REVIEW: BENT KNEE – “You Know What They Mean”
Their record label describes Bent Knee’s sound as “avant-garde rock” which may be entirely reasonable, yet it still feels misplaced somehow. Is “indie-math-prog-noise-alt-jazz-pop-rock” a thing yet? For the uninitiated, this is the kind of band that locates boundaries merely for the purpose of blurring them – or in some cases, fully wiping the line out that’s been drawn in the dirt. With the release of their newest album, ‘You Know What They Mean’, Bent Knee continues this propensity of blurring/shifting/melding/obliterating, not only just as their approach to music, but as a band.
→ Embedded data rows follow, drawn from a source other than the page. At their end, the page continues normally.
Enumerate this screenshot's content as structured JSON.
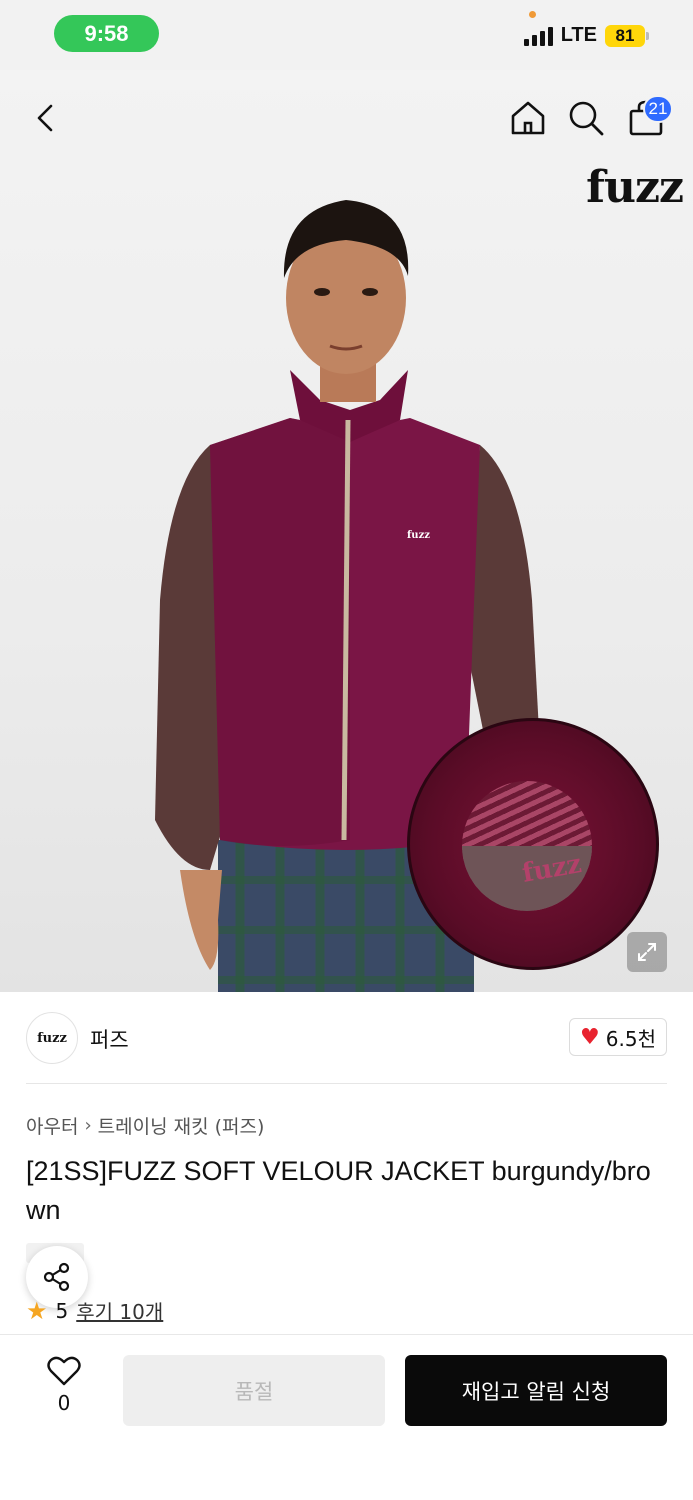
{
  "status_bar": {
    "time": "9:58",
    "network": "LTE",
    "battery": "81"
  },
  "header": {
    "back_icon": "chevron-left-icon",
    "home_icon": "home-icon",
    "search_icon": "search-icon",
    "cart_icon": "shopping-bag-icon",
    "cart_count": "21"
  },
  "hero": {
    "brand_logo": "fuzz",
    "patch_logo": "fuzz",
    "chest_logo": "fuzz",
    "expand_icon": "expand-icon"
  },
  "brand": {
    "logo_text": "fuzz",
    "name": "퍼즈",
    "likes": "6.5천"
  },
  "breadcrumb": {
    "category": "아우터",
    "subcategory": "트레이닝 재킷 (퍼즈)"
  },
  "product": {
    "title": "[21SS]FUZZ SOFT VELOUR JACKET burgundy/brown"
  },
  "rating": {
    "score": "5",
    "reviews": "후기 10개"
  },
  "bottom_bar": {
    "wish_count": "0",
    "soldout_label": "품절",
    "notify_label": "재입고 알림 신청"
  },
  "colors": {
    "accent_blue": "#2f6bff",
    "like_red": "#e8232f",
    "star": "#f5a623",
    "primary_button": "#0a0a0a"
  }
}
‘You Know What They Mean’ is far more riff-driven and less technical than all previous releases. While this may make them a tad more accessible to the non-prog lovers, it may also leave veteran fans wanting. Album opener, “Lansing” seems to signal this fact with the rough live recording of amp feedback and static as the band explains their current technical difficulties, yet their intention to carry on with an amazing performance. In short, whatever it is that you’re expecting, just stop. Bent Knee is taking you into something new and unexpected.
This is actually the first album that the band has written as a true collective, as opposed to their tradition of each member bringing bits and pieces to the table to assemble into a complete work. Violinist Chris Baum states, “Everything that’s been generated for the album has been from the six us going through improvisational and compositional experiments in the studio. It all started together. We haven’t allowed ourselves to bring in any outside musicians either, so it’s the first record we’ve made with just the six of us.”
Also different than the band’s preceding albums, ‘You Know What They Mean’ has a decidedly overdriven and somewhat harsh production overtone at times. As if your speakers are just beginning to reach their limit, even at low volume. It’s a conscious artistic choice, I’m sure, but also notable as being a bit grating or unpolished at times.
Honestly, this album does not feel completely cohesive as a whole. Not like the smooth and sensical experience of Bent Knee’s previous album, 2017’s ‘Land Animal.’ That said, the songs themselves still manage to stand tall in their own ways.
“Bone Rage” is a grungy new wave rocker with some quirky sonic elements and dynamic vocals that immediately bring bands like Yeah Yeah Yeahs to mind. The soft, loud, soft approach is certainly strong in this one as well. “Give Us The Gold” is pointedly hook-laden with a catchy chorus that will undoubtedly prompt live crowd (cans of White Claw in the air) singalongs. “Hold Me In” is a total dreamy club banger (do the kids still say that?) material, and probably the most radio-friendly of the bunch.
“Egg Replacer” is a rather disjointed track, especially highlighted as so by its immediate placement after such a commercial sounding track as “Hold Me In.” “Cradle of Rocks” is a straight-ahead driver that occasionally gives way here and there to staccato synths and violins. A brief and crudely recorded track full of cymbals, chugging guitar and creepy wailing tape sounds pops up here in the form of “Lovell.” It’s portrayed as a behind-the-scenes sort of track but doesn’t lend itself to much value to the album or any kind of longevity in the mind of this listener.
“Lovemenot” is dripping with a twisted, slow sense of anger. It gets heavy and foreboding with an interesting soundscape that weaves in and around the almost doom-like guitar riffs. This song ends up in a fury of the overwhelming chaos that melts into something out of a Hitchcock film. Maybe this is why the next track is entitled “Birds.” Completely countered to ‘Lovemenot’, this one is a tender and nostalgic feeling with a warmness that stands out from the rest of the collection.
Next up, the album’s first single, “Catch Light” is soaked in reverb and dynamics that easily tap into inspirational anthem territory. I can see why this song was chosen as the first one to highlight, but I don’t feel as if it’s the strongest.
“Garbage Shark” is a bit of a slow burn with elements seemingly lifted from horror movie soundtracks interjected throughout that creates a huge sense of tension by the end. This track manages to gracefully dissolve into the next with the faint sound of what sounds like a shower which then blooms into the gorgeous and eerie ambiance of “Golden Hour.” At first, it seems perfectly fit for a post-battle scene in an epic movie about Vikings, but soon enough it transitions into a memorable and soaring indie-pop tune with a huge glimmering crescendo. Truly, these two songs come together to create one of the best moments on ‘You Know What They Mean.’
Tying up the album is “It Happens.” Although very restrained in presentation, there are as many ebbs and flows in this one song as there are in the entire album, yet manages to leave a clean finish.
There are waves of all kinds in this newest offering from Bent Knee that undeniably take the listener on a journey of evocative emotions and may actually be the best entry point for someone not familiar with the band. For longtime fans, ‘You Know What They Mean’ will probably require a couple listens to wrap your mind around where the band is right now and where they may be headed. Change isn’t always bad, it can be a sign of evolution, and I’d like to think that this current point of experimentation for the band will prove to be a fruitful one.